Sam Anning Earthen
Sam Anning
Earthen
Earshift Music
Melbourne, Australia’s bassist, and composer Sam Anning delivers his third septet album with Earthen, a tribute to indigenous Australian music icon, Uncle Archie Roach. The album brims with gorgeous, cinematic soundscapes and is especially noteworthy as a jazz tribute to Roach who was an award-winning singer-songwriter, musician, and respected elder. His songs told impactful stories about Indigenous Australian experiences, with an emphasis akin to our own Native Americans, the pain associated with what is termed the Stolen Generations. Roach was known for his themes of loss, resilience, hope, and spiritual healing. Anning was especially close to Roach, having been his bassist for the three years prior to his passing in 2022.

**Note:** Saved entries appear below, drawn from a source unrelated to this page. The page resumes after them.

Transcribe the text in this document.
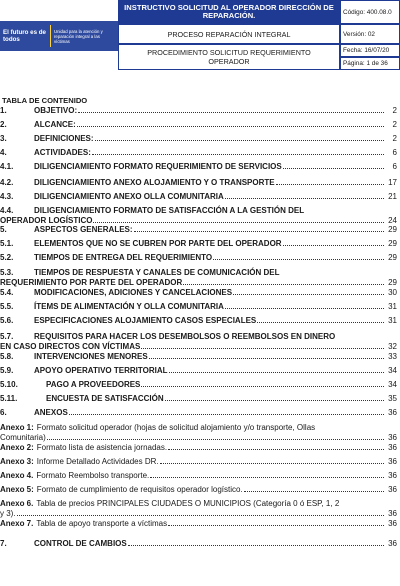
El futuro es de todos
Unidad para la atención y reparación integral a las víctimas
INSTRUCTIVO SOLICITUD AL OPERADOR DIRECCIÓN DE REPARACIÓN.
PROCESO REPARACIÓN INTEGRAL
PROCEDIMIENTO SOLICITUD REQUERIMIENTO OPERADOR
Código: 400.08.0
Versión: 02
Fecha: 16/07/20
Página: 1 de 36
TABLA DE CONTENIDO
1.	OBJETIVO:	2
2.	ALCANCE:	2
3.	DEFINICIONES:	2
4.	ACTIVIDADES:	6
4.1.	DILIGENCIAMIENTO FORMATO REQUERIMIENTO DE SERVICIOS	6
4.2.	DILIGENCIAMIENTO ANEXO ALOJAMIENTO Y O TRANSPORTE	17
4.3.	DILIGENCIAMIENTO ANEXO OLLA COMUNITARIA	21
4.4.	DILIGENCIAMIENTO FORMATO DE SATISFACCIÓN A LA GESTIÓN DEL
OPERADOR LOGÍSTICO	24
5.	ASPECTOS GENERALES:	29
5.1.	ELEMENTOS QUE NO SE CUBREN POR PARTE DEL OPERADOR	29
5.2.	TIEMPOS DE ENTREGA DEL REQUERIMIENTO	29
5.3.	TIEMPOS DE RESPUESTA Y CANALES DE COMUNICACIÓN DEL
REQUERIMIENTO POR PARTE DEL OPERADOR	29
5.4.	MODIFICACIONES, ADICIONES Y CANCELACIONES	30
5.5.	ÍTEMS DE ALIMENTACIÓN Y OLLA COMUNITARIA	31
5.6.	ESPECIFICACIONES ALOJAMIENTO CASOS ESPECIALES	31
5.7.	REQUISITOS PARA HACER LOS DESEMBOLSOS O REEMBOLSOS EN DINERO
EN CASO DIRECTOS CON VÍCTIMAS	32
5.8.	INTERVENCIONES MENORES	33
5.9.	APOYO OPERATIVO TERRITORIAL	34
5.10.	PAGO A PROVEEDORES	34
5.11.	ENCUESTA DE SATISFACCIÓN	35
6.	ANEXOS	36
Anexo 1: Formato solicitud operador (hojas de solicitud alojamiento y/o transporte, Ollas
Comunitaria)	36
Anexo 2: Formato lista de asistencia jornadas.	36
Anexo 3: Informe Detallado Actividades DR.	36
Anexo 4. Formato Reembolso transporte.	36
Anexo 5: Formato de cumplimiento de requisitos operador logístico.	36
Anexo 6. Tabla de precios PRINCIPALES CIUDADES O MUNICIPIOS (Categoría 0 ó ESP, 1, 2
y 3).	36
Anexo 7. Tabla de apoyo transporte a víctimas	36
7.	CONTROL DE CAMBIOS	36
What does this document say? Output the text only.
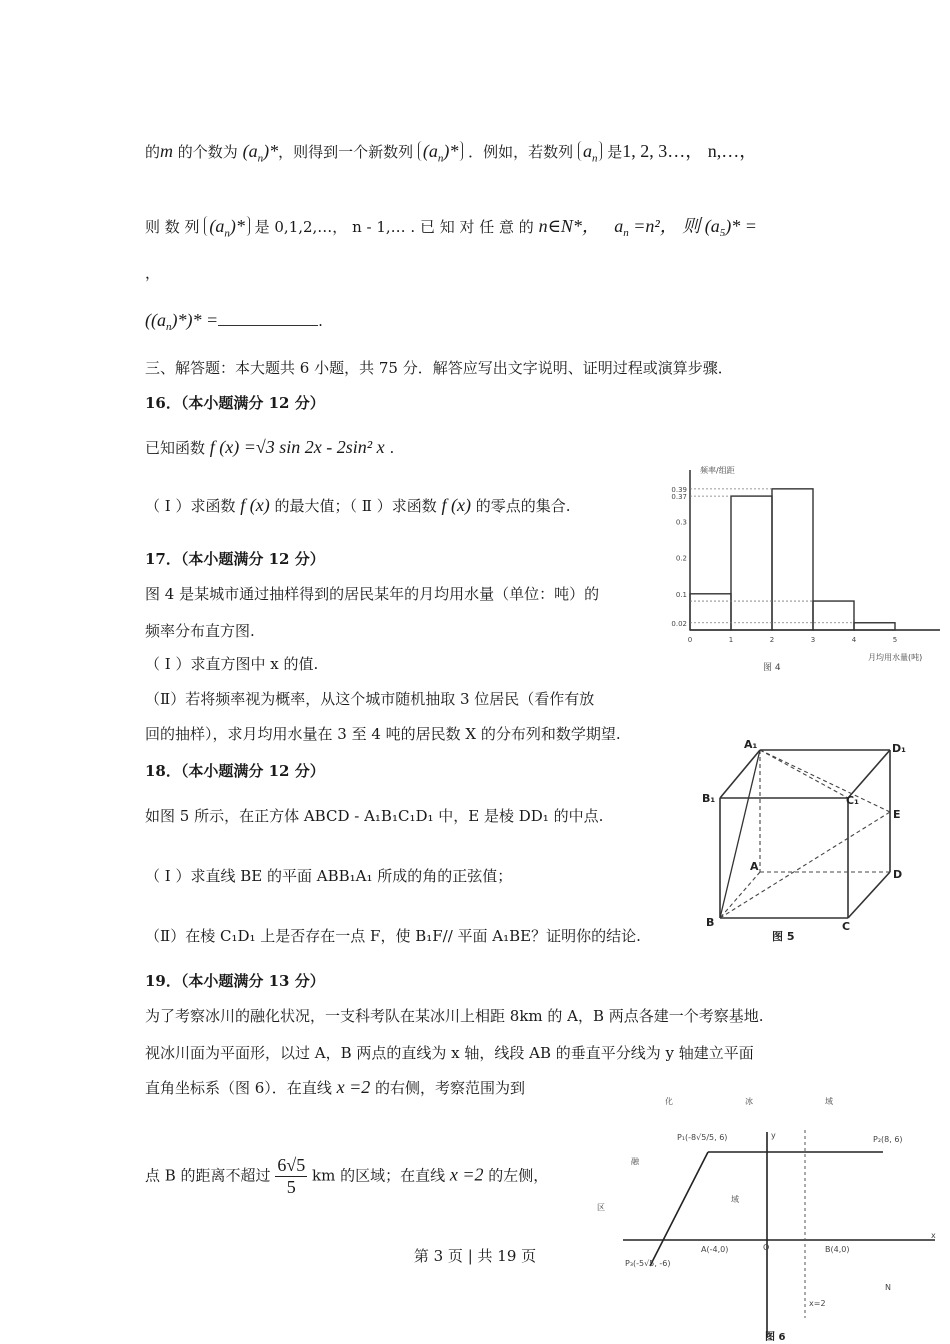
的m 的个数为 $(a_n)*$，则得到一个新数列 $(a_n)*$ ．例如，若数列 $a_n$ 是1, 2, 3…， n,…，
则 数 列 $(a_n)*$ 是 0,1,2,…， n - 1,… . 已 知 对 任 意 的 n∈N*， $a_n =n^2$， 则 $(a_5)*$ =
，
$((a_n)*)*$ =	.
三、解答题：本大题共 6 小题，共 75 分．解答应写出文字说明、证明过程或演算步骤．
16．（本小题满分 12 分）
已知函数 f (x) =√3 sin 2x - 2sin² x .
（ Ⅰ ）求函数 f (x) 的最大值；（ Ⅱ ）求函数 f (x) 的零点的集合.
17．（本小题满分 12 分）
图 4 是某城市通过抽样得到的居民某年的月均用水量（单位：吨）的
频率分布直方图.
（ Ⅰ ）求直方图中 x 的值.
（Ⅱ）若将频率视为概率，从这个城市随机抽取 3 位居民（看作有放
回的抽样），求月均用水量在 3 至 4 吨的居民数 X 的分布列和数学期望.
18．（本小题满分 12 分）
如图 5 所示，在正方体 ABCD - A₁B₁C₁D₁ 中，E 是棱 DD₁ 的中点.
（ Ⅰ ）求直线 BE 的平面 ABB₁A₁ 所成的角的正弦值；
（Ⅱ）在棱 C₁D₁ 上是否存在一点 F，使 B₁F// 平面 A₁BE？证明你的结论.
19．（本小题满分 13 分）
为了考察冰川的融化状况，一支科考队在某冰川上相距 8km 的 A，B 两点各建一个考察基地.
视冰川面为平面形，以过 A，B 两点的直线为 x 轴，线段 AB 的垂直平分线为 y 轴建立平面
直角坐标系（图 6）．在直线 x =2 的右侧，考察范围为到
点 B 的距离不超过 $\frac{6√5}{5}$ km 的区域；在直线 x =2 的左侧，
第 3 页 | 共 19 页
频率/组距
月均用水量(吨)
图 4
0.02
0.1
0.2
0.3
0.37
0.39
0	1	2	3	4	5
A₁	D₁
B₁	C₁
E
A
D
B	C
图 5
化	冰	域
融
区
域
N
P₁(-8√5/5, 6)	P₂(8, 6)
P₃(-5√5, -6)
A(-4,0)	B(4,0)
O
y
x
x=2
图 6
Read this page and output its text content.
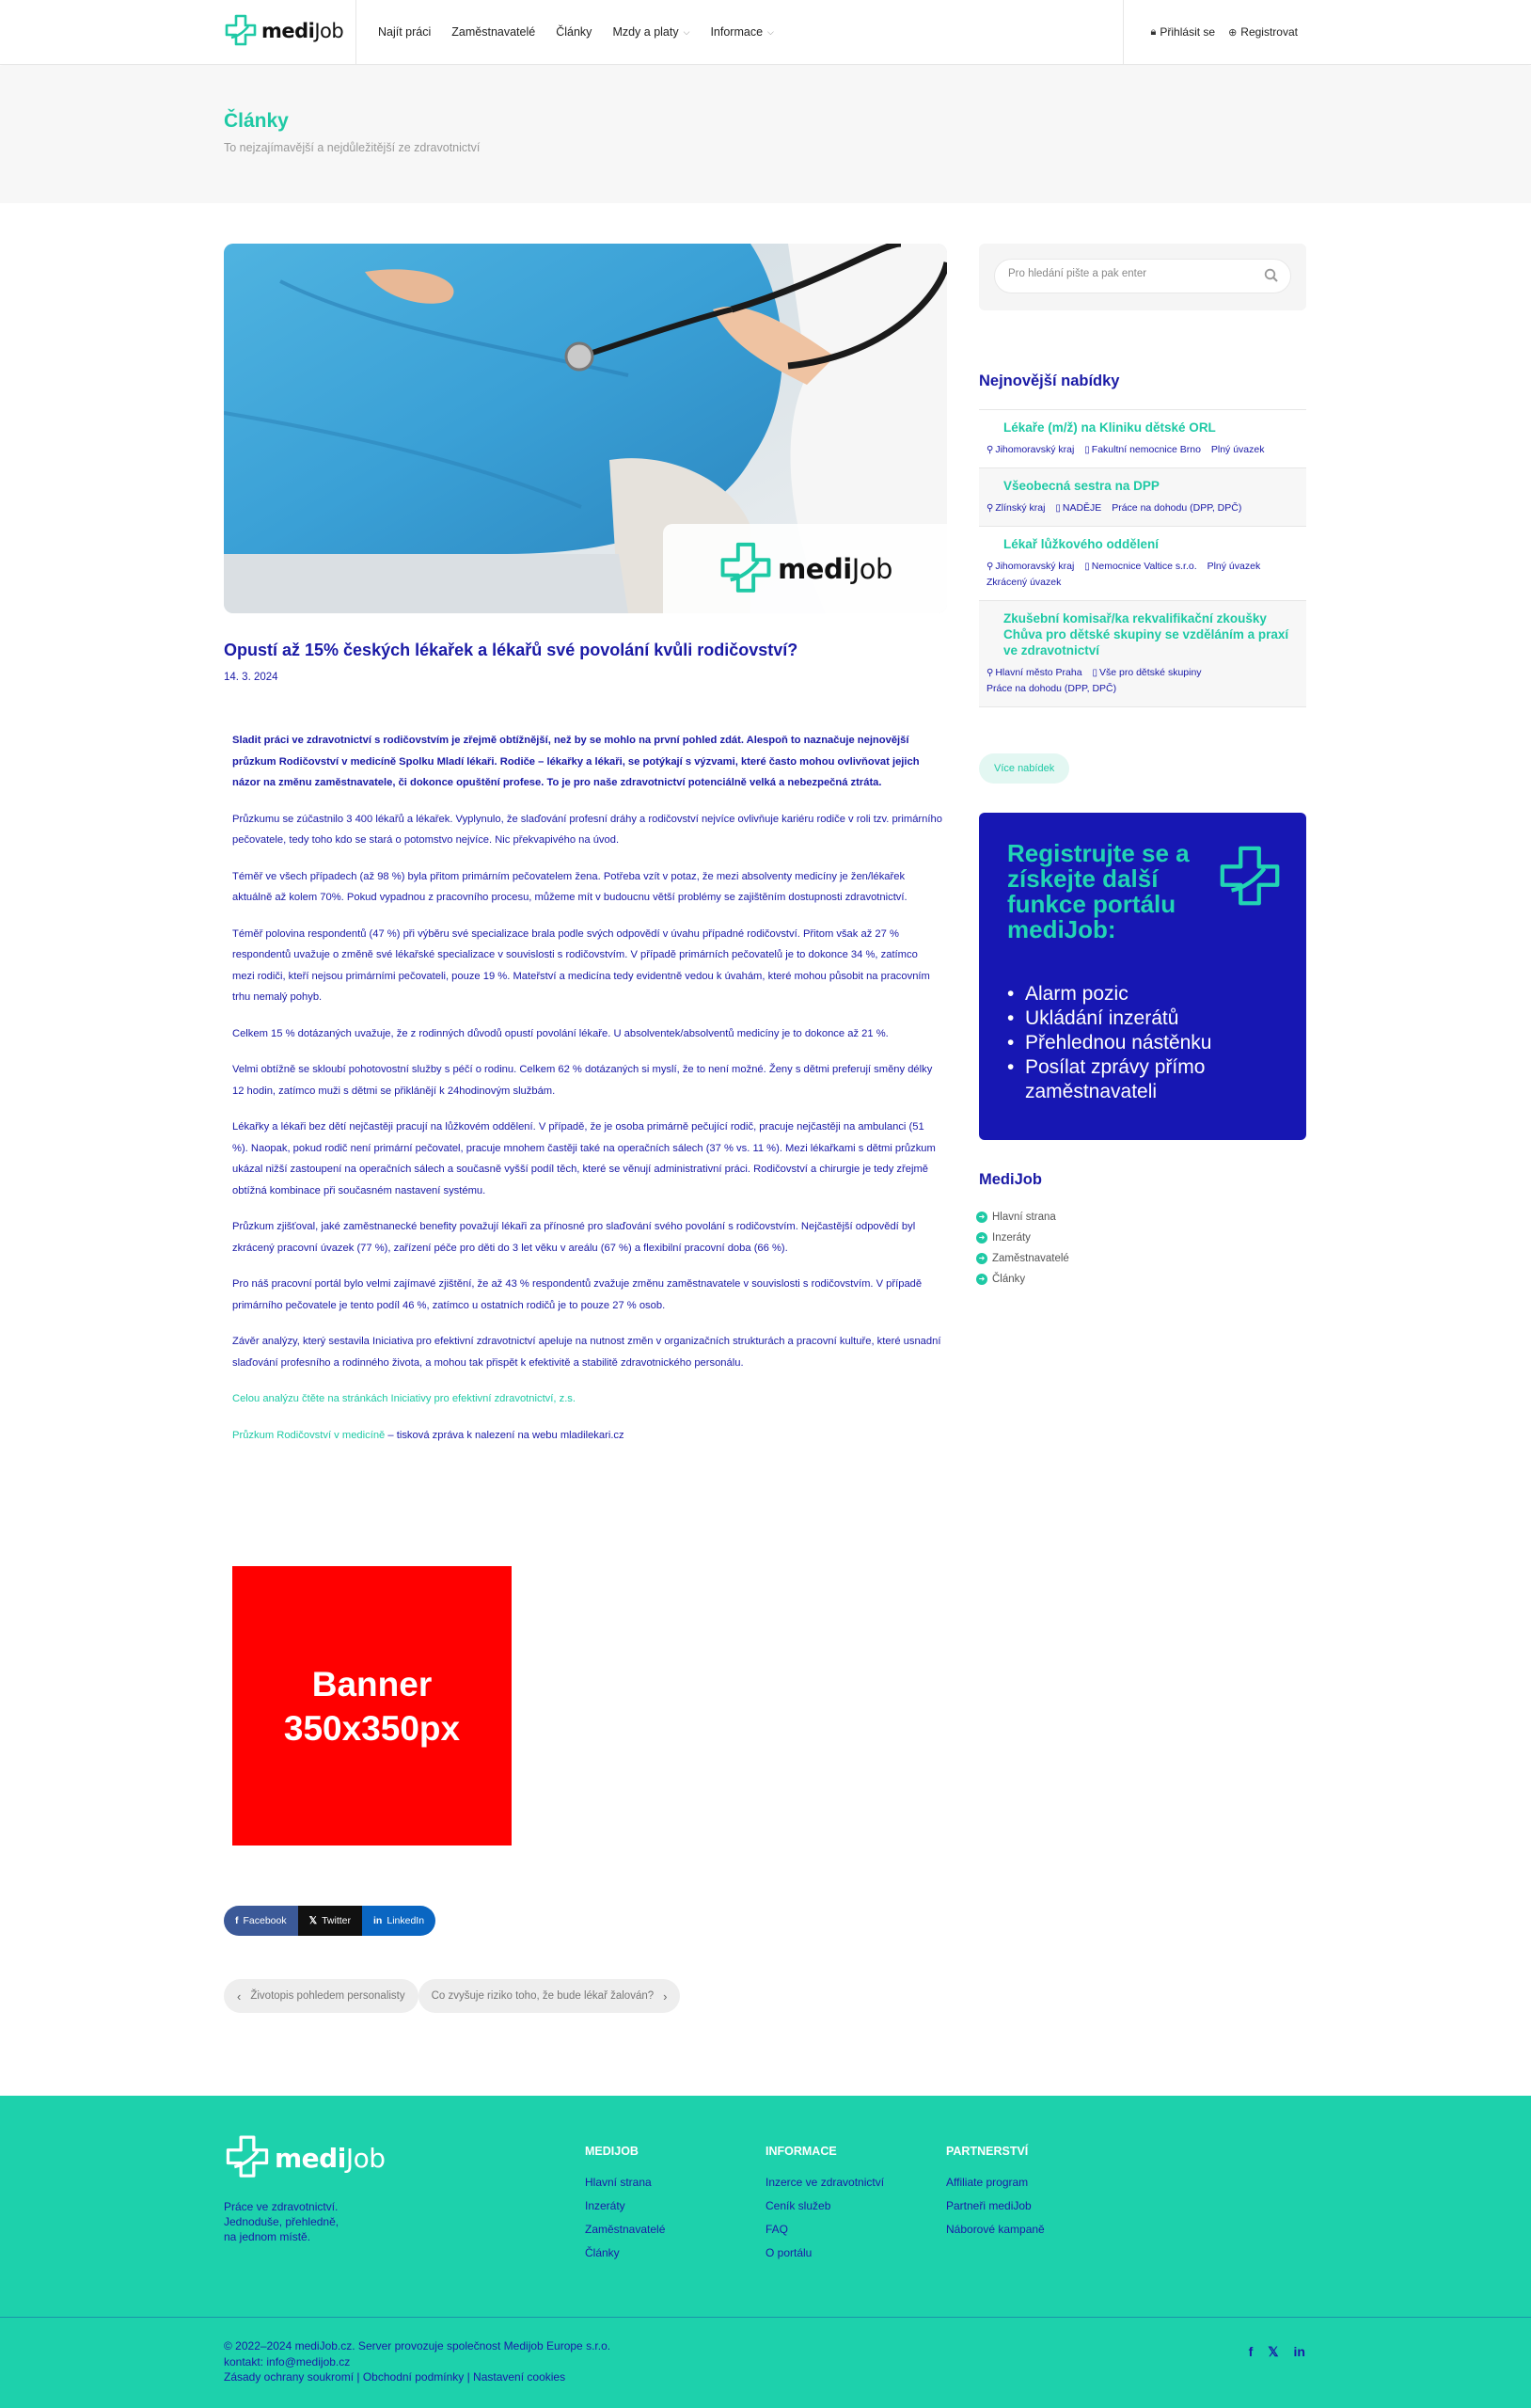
mediJob	Najít práci Zaměstnavatelé Články Mzdy a platy ⌵ Informace ⌵	🔒︎ Přihlásit se ⊕ Registrovat
Články

To nejzajímavější a nejdůležitější ze zdravotnictví

mediJob
Opustí až 15% českých lékařek a lékařů své povolání kvůli rodičovství?
14. 3. 2024

Sladit práci ve zdravotnictví s rodičovstvím je zřejmě obtížnější, než by se mohlo na první pohled zdát. Alespoň to naznačuje nejnovější průzkum Rodičovství v medicíně Spolku Mladí lékaři. Rodiče – lékařky a lékaři, se potýkají s výzvami, které často mohou ovlivňovat jejich názor na změnu zaměstnavatele, či dokonce opuštění profese. To je pro naše zdravotnictví potenciálně velká a nebezpečná ztráta.

Průzkumu se zúčastnilo 3 400 lékařů a lékařek. Vyplynulo, že slaďování profesní dráhy a rodičovství nejvíce ovlivňuje kariéru rodiče v roli tzv. primárního pečovatele, tedy toho kdo se stará o potomstvo nejvíce. Nic překvapivého na úvod.

Téměř ve všech případech (až 98 %) byla přitom primárním pečovatelem žena. Potřeba vzít v potaz, že mezi absolventy medicíny je žen/lékařek aktuálně až kolem 70%. Pokud vypadnou z pracovního procesu, můžeme mít v budoucnu větší problémy se zajištěním dostupnosti zdravotnictví.

Téměř polovina respondentů (47 %) při výběru své specializace brala podle svých odpovědí v úvahu případné rodičovství. Přitom však až 27 % respondentů uvažuje o změně své lékařské specializace v souvislosti s rodičovstvím. V případě primárních pečovatelů je to dokonce 34 %, zatímco mezi rodiči, kteří nejsou primárními pečovateli, pouze 19 %. Mateřství a medicína tedy evidentně vedou k úvahám, které mohou působit na pracovním trhu nemalý pohyb.

Celkem 15 % dotázaných uvažuje, že z rodinných důvodů opustí povolání lékaře. U absolventek/absolventů medicíny je to dokonce až 21 %.

Velmi obtížně se skloubí pohotovostní služby s péčí o rodinu. Celkem 62 % dotázaných si myslí, že to není možné. Ženy s dětmi preferují směny délky 12 hodin, zatímco muži s dětmi se přiklánějí k 24hodinovým službám.

Lékařky a lékaři bez dětí nejčastěji pracují na lůžkovém oddělení. V případě, že je osoba primárně pečující rodič, pracuje nejčastěji na ambulanci (51 %). Naopak, pokud rodič není primární pečovatel, pracuje mnohem častěji také na operačních sálech (37 % vs. 11 %). Mezi lékařkami s dětmi průzkum ukázal nižší zastoupení na operačních sálech a současně vyšší podíl těch, které se věnují administrativní práci. Rodičovství a chirurgie je tedy zřejmě obtížná kombinace při současném nastavení systému.

Průzkum zjišťoval, jaké zaměstnanecké benefity považují lékaři za přínosné pro slaďování svého povolání s rodičovstvím. Nejčastější odpovědí byl zkrácený pracovní úvazek (77 %), zařízení péče pro děti do 3 let věku v areálu (67 %) a flexibilní pracovní doba (66 %).

Pro náš pracovní portál bylo velmi zajímavé zjištění, že až 43 % respondentů zvažuje změnu zaměstnavatele v souvislosti s rodičovstvím. V případě primárního pečovatele je tento podíl 46 %, zatímco u ostatních rodičů je to pouze 27 % osob.

Závěr analýzy, který sestavila Iniciativa pro efektivní zdravotnictví apeluje na nutnost změn v organizačních strukturách a pracovní kultuře, které usnadní slaďování profesního a rodinného života, a mohou tak přispět k efektivitě a stabilitě zdravotnického personálu.

Celou analýzu čtěte na stránkách Iniciativy pro efektivní zdravotnictví, z.s.

Průzkum Rodičovství v medicíně – tisková zpráva k nalezení na webu mladilekari.cz

Banner
350x350px
f Facebook 𝕏 Twitter in LinkedIn
‹ Životopis pohledem personalisty Co zvyšuje riziko toho, že bude lékař žalován? ›
Pro hledání pište a pak enter
Nejnovější nabídky
Lékaře (m/ž) na Kliniku dětské ORL
⚲ Jihomoravský kraj ▯ Fakultní nemocnice Brno Plný úvazek
Všeobecná sestra na DPP
⚲ Zlínský kraj ▯ NADĚJE Práce na dohodu (DPP, DPČ)
Lékař lůžkového oddělení
⚲ Jihomoravský kraj ▯ Nemocnice Valtice s.r.o. Plný úvazek Zkrácený úvazek
Zkušební komisař/ka rekvalifikační zkoušky Chůva pro dětské skupiny se vzděláním a praxí ve zdravotnictví
⚲ Hlavní město Praha ▯ Vše pro dětské skupiny Práce na dohodu (DPP, DPČ)
Více nabídek
Registrujte se a získejte další funkce portálu mediJob:
• Alarm pozic
• Ukládání inzerátů
• Přehlednou nástěnku
• Posílat zprávy přímo zaměstnavateli
MediJob
➜ Hlavní strana
➜ Inzeráty
➜ Zaměstnavatelé
➜ Články
mediJob
Práce ve zdravotnictví.
Jednoduše, přehledně,
na jednom místě.
MEDIJOB
Hlavní strana
Inzeráty
Zaměstnavatelé
Články
INFORMACE
Inzerce ve zdravotnictví
Ceník služeb
FAQ
O portálu
PARTNERSTVÍ
Affiliate program
Partneři mediJob
Náborové kampaně
© 2022–2024 mediJob.cz. Server provozuje společnost Medijob Europe s.r.o.
kontakt: info@medijob.cz
Zásady ochrany soukromí | Obchodní podmínky | Nastavení cookies
f 𝕏 in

The driving impetus for the record likely peaked in Roach’s final days. Anning and Stephen Magnusson were gathered around Roach’s bed in the ICU and were playing their instruments softly as the singer-songwriter communed with his family. After joining the two in singing, Roach said “This hospital gives me medicine, which is good, but THIS (the music) is the medicine I need.” Pointing to Anning’s bass and Magnusson’s guitar, he said, “This is earthenware, and this is earthenware. They are made from the earth, music comes from the earth and these instruments carry it, and it goes back to the earth.”
Anning’s septet is Mat Jodrell (trumpet), Carl Mackey (alto saxophone), Julien Wilson (tenor saxophone, electronics), Andrea Keller (piano, Wurlitzer), Theo Carbo (electric and acoustic guitars), Sam Anning (double bass, compositions), and Kyrie Anderson (drums). “Rise Up Lights” begins the album as a kind of brief overture, melancholy in tone, with Jodrell’s trumpet soaring as the septet plays in unison. Pianist Keller also comes to the fore with her judiciously well-placed notes and later we grow accustomed to the deep synergy between her and the leader. “Strangers” stays in a deeply reverential timbre but turns more ethereal as electronics mesh with the acoustic instruments. The septet is adept at creating drama and intrigue and there’s a spaciousness to these compositions, again carried most vividly by Jodrell’s trumpet. “Hard Light” plays as a meditative interlude, buoyed by Carbo’s guitar chords and Anderson’s zephyr-like cymbal flourishes.
Wilson’s tenor is the featured voice in “Transitive States,” which quickly morphs to bizarre, spacey electronics and seems a bit out of place except for its quiet tones that are in synch with the previous tracks. When the other horns enter it becomes dissonant and even edgier. The septet gathers some momentum, albeit the slow, plodding kind, for “Kicking Not Screaming” with pianist Keller assuming the focal point in her minimalist approach. One gets the feeling of being alone and frightened in the vast wilderness at night in this one, with Keller’s piano reflecting each careful step as the ensemble paints an eerie backdrop. The music segues seamlessly into the album’s longest track, appropriately named “Moonland,” which is a deeper and spookier extension of the prior piece with the ensemble sounding much like a chamber music unit. Yet, it allows for brief and oft stunning solos from the horns midway through as well as spirited exchanges with the rhythm section. Keller has her own “less is more” arresting passage before the ensemble reprises the theme.
Drummer Anderson serves as another lyrical voice as much as timekeeper as evidenced most vividly in “Uvalde.” We in the states associate that name with the tragic mass shooting but since this album deals with Roach and Australia, we can’t be sure. Nonetheless, the tone is clearly elegiac. “Eleventy Million (For Auggie Bruten) finally mixes some joy with the melancholic, closing the album on a spiritual note with trumpeter Jodrell soaring expressively.
This is richly deep, transportive music as Anning’s ensemble paints their colorful, explorative canvas.